Yézidis Liégeois, la double identité assumée

En Occident, les Kurdes yézidis sont perçus comme un peuple du désert irakien persécuté par le groupe État islamique. À 4.500 km de là, une partie de cette communauté a fait son nid à Liège et elle refuse de se soumettre.

Dans sa maison de Herstal, Salim (nom d’emprunt) a préparé du thé noir, “vous en prendrez bien un peu ?”. Ce presque quadragénaire préfère rester discret sur son identité, une caractéristique yézidie selon lui. “Quel que soit leur lieu de vie, les Kurdes yézidis ont choisi la discrétion, par peur de représailles à leur encontre. Une crainte qui se transmet de père en fils.

Salim a grandi et vit à Liège depuis toujours, comme le laisse entendre son accent. Mais surtout, il est un membre actif de sa communauté. En Belgique, les Kurdes yézidis seraient entre 3.000 et 5.000 membres, “dont 90 % vivant dans la province de Liège, venus en regroupement familial“. Cette communauté, dont la religion trouve ses racines dans le zoroastrisme, a connu de nombreuses persécutions et massacres tout le long de son histoire. À cause de ses croyances justement. “Les musulmans nous appellent à tort les adorateurs du diable, explique Salim. Sous ce prétexte, nous avons subi 74 génocides (sic).” Le dernier en date a été commis par Daesh en 20141.

La nouvelle génération, celle qui a grandi en Belgique, a décidé de sortir de son anonymat pour agir. Le sursaut de la communauté s’est réalisé après les tueries de Sinjar qui ont débuté le 3 août 2014. L’État islamique s’est emparé de cette région du nord de l’Irak, a exécuté ou a réduit en esclavage ses habitants yézidis.

Le Centre culturel yézidi de Liège, né en 2003 mais dormant depuis dix ans, se réveille des ateliers d’alphabétisation s’y déroulent, une aide à l’insertion dans la société belge et des cours sur l’histoire et la religion de ce peuple y sont organisés.
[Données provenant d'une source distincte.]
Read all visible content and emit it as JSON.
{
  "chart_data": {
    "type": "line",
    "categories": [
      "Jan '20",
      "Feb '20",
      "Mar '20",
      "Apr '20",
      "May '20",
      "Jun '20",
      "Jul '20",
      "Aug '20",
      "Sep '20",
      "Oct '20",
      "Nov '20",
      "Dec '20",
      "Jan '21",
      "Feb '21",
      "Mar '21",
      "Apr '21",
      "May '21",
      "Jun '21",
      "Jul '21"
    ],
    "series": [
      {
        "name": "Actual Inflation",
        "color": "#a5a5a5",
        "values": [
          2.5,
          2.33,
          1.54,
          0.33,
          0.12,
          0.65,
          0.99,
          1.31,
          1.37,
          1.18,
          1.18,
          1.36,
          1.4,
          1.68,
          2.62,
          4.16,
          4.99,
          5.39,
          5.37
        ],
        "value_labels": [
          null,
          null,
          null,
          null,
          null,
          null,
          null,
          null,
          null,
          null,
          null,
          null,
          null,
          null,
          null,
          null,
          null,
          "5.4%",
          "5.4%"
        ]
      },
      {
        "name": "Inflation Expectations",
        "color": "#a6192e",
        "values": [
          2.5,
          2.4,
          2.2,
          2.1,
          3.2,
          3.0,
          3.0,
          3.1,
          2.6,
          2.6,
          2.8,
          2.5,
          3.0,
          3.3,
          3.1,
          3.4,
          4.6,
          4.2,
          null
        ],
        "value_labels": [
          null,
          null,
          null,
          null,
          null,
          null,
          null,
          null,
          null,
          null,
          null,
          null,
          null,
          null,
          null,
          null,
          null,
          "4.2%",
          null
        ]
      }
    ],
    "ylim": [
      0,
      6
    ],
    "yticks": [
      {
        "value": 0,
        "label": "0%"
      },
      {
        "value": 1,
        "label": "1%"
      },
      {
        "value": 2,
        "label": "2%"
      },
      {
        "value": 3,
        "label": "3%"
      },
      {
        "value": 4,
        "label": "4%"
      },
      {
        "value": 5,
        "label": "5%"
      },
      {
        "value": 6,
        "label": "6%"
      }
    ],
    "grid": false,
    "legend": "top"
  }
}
Il existe une forte solidarité entre Kurdes yézidis, quelles que soient les régions dont nous sommes originaires.” Cette année-là, des soupers dans l’association se tiennent pour récolter des fonds afin que la Croix-Rouge vienne en aide aux réfugiés. Des marches de soutien se mettent en place. Le Centre culturel yézidi de Liège, né en 2003 mais dormant depuis dix ans, se réveille des ateliers d’alphabétisation s’y déroulent, une aide à l’insertion dans la société belge et des cours sur l’histoire et la religion de ce peuple y sont organisés. “Nos ancêtres étaient incapables de lire et écrire, une partie de notre culture s’est évaporée. Il était temps de remédier à ce problème“, explique Salim.

Le Centre culturel yézidi représente le point de rencontre des familles. Cette année, l’association s’est fixé d’un nouvel objectif ouvrir davantage ses portes aux autres, politiques et membres d’autres communautés. “Nous ne voulons plus avoir peur, nous voulons la paix. Mais nous avons besoin de l’aide de la communauté internationale, car seuls nous n’y arriverons pas.

1. Le terme «génocide» a été utilisé par le brésilien Paulo Pinheiro, président de la commission d’enquête de l’ONU sur les droits de l’Homme en Syrie.